Okay, readers, here is an interesting cross-over case involving probate, retainer agreements, and contingency awards. The case is Sare v. Shad, Case No. C069573 (3d Dist. July 31, 2013) (unpublished).
In this one, an attorney agreed to represent two beneficiary sisters in matters relating to the conservatorship and eventual probate of an estate belonging to their half brother. In essence, sisters and attorney agreed that attorney was entitled to a third of any amount recovered from half brother’s estate. Unfortunately, he died, but delegated the work to another attorney which eventually garnered almost $823,000 for the benefit of sisters, a benefit payable from half brother’s estate.
The trial court found decedent attorney was entitled to his third contingency “cut” despite the fact he died.
The appellate court agreed. The “saving grace”--and an important drafting retainer point for contingency attorneys in any context (but especially where conservatorship/probate issues are present)-- is to include a retainer clause that allowed the (prior) deceased attorney to delegate work to other attorneys. That clause was present in this controversy, justifying the fee award in the eyes of both the trial and appellate courts.

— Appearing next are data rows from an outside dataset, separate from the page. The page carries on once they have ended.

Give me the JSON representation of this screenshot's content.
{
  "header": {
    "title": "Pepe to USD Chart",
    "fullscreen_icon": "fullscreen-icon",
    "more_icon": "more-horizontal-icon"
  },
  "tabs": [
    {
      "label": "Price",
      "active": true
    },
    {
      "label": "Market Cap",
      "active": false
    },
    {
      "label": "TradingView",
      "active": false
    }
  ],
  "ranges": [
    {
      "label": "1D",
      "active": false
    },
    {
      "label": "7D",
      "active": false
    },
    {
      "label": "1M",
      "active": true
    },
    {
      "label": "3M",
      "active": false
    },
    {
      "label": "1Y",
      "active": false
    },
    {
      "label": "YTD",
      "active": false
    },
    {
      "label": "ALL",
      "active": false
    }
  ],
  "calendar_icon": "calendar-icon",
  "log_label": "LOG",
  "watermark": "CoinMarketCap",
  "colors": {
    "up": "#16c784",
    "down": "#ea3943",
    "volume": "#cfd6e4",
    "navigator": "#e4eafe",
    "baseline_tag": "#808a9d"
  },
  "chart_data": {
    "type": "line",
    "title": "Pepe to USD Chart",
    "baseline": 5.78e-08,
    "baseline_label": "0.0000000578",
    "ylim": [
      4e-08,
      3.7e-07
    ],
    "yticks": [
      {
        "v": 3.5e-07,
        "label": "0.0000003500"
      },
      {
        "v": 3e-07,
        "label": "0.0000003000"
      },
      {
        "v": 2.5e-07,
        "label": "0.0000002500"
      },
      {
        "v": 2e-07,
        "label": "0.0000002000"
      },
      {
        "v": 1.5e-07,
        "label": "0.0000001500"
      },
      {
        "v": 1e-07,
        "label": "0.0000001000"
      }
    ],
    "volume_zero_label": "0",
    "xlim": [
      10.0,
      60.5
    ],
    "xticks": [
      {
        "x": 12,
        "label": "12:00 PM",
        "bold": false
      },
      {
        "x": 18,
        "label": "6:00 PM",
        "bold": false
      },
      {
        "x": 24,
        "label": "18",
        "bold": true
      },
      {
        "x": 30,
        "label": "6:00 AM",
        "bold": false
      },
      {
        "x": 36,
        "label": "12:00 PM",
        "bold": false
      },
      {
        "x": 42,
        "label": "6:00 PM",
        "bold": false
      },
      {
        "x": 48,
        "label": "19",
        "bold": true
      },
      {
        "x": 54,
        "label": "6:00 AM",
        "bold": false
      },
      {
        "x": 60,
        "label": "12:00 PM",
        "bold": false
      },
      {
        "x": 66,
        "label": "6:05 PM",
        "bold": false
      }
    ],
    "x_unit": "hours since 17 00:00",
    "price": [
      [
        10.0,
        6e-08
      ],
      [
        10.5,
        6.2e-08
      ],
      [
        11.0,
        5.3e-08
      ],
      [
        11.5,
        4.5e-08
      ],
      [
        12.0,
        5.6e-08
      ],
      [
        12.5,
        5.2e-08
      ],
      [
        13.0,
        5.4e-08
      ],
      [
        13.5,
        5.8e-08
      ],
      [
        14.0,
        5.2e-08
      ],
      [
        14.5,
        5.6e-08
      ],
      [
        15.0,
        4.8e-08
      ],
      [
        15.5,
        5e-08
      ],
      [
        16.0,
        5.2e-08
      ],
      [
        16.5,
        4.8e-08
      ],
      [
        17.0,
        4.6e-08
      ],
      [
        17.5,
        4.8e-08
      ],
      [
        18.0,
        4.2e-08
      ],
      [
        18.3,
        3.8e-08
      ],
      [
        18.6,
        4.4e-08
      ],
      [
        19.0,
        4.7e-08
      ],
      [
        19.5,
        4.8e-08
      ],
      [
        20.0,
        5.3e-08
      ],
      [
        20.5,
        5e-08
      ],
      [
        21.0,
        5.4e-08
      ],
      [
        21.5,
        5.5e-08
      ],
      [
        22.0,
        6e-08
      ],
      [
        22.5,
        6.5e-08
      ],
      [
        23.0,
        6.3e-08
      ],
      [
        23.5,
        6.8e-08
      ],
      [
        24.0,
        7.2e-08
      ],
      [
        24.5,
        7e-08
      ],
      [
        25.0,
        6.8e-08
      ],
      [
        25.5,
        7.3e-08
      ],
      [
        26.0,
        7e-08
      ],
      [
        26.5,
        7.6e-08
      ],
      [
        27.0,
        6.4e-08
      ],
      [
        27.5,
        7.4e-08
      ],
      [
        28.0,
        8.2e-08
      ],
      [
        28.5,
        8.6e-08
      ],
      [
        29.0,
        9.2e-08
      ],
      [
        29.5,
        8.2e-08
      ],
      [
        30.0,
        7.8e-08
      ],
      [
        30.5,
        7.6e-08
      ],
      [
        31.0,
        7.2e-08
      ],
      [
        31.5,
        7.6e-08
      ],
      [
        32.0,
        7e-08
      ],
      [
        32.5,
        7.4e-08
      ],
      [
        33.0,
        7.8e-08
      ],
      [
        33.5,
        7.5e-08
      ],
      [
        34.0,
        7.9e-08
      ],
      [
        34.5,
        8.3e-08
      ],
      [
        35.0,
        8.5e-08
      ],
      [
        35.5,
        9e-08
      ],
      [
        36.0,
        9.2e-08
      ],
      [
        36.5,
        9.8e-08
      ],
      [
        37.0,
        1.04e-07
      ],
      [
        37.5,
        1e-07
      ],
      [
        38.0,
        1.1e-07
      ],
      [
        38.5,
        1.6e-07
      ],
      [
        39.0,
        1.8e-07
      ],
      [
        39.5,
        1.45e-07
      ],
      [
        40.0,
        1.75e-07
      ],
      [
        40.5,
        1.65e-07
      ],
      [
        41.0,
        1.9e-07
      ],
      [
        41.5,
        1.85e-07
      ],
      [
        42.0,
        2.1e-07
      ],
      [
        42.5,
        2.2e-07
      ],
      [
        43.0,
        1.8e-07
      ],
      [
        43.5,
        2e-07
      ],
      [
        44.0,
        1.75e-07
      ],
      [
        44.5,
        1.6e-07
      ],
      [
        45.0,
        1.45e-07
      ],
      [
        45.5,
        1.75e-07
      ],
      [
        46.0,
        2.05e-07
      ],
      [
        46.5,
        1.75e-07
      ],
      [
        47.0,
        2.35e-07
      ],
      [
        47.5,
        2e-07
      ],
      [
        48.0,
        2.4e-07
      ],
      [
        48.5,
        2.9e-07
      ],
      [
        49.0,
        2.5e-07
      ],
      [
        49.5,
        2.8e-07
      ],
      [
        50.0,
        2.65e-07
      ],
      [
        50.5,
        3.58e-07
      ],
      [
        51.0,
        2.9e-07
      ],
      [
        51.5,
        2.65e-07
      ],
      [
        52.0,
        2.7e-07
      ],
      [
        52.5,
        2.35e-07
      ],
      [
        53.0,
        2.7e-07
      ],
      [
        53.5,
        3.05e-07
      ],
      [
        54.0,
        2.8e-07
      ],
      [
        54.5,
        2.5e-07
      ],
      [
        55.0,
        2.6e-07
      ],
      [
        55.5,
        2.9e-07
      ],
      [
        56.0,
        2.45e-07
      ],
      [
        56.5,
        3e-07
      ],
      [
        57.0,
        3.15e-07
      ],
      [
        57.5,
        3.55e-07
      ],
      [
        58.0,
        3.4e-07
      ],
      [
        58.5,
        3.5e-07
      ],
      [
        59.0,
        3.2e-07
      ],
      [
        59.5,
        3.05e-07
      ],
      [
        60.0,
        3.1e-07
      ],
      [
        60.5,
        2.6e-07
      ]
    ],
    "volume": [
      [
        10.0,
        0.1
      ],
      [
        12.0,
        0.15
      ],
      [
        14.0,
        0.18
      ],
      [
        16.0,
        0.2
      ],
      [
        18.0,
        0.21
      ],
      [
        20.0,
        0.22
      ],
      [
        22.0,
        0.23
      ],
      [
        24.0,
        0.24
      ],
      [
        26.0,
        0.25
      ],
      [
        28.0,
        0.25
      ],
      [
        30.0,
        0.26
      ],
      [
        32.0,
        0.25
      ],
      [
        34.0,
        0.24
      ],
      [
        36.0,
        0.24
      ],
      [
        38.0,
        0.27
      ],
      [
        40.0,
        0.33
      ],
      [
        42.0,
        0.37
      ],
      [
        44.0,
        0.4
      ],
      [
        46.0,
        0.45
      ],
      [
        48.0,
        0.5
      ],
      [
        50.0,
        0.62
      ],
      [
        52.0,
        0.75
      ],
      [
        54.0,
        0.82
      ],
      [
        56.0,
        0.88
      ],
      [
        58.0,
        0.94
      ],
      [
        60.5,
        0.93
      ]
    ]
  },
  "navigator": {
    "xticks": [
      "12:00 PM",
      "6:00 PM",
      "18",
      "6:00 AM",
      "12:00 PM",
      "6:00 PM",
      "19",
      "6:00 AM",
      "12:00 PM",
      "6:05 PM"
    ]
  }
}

Sisters also argued that the contingency fee was not recoverable because the contingency agreement had not been pre-approved by the probate court under Probate Code sections 2644 and 10811(c). This was not found persuasive because these provisions only applied to a fee agreement made for the advantage of half brother’s estate; here, the agreement was for the benefit of sisters so that they might become or remain as estate beneficiaries. No compliance was necessary with these Probate Code provisions.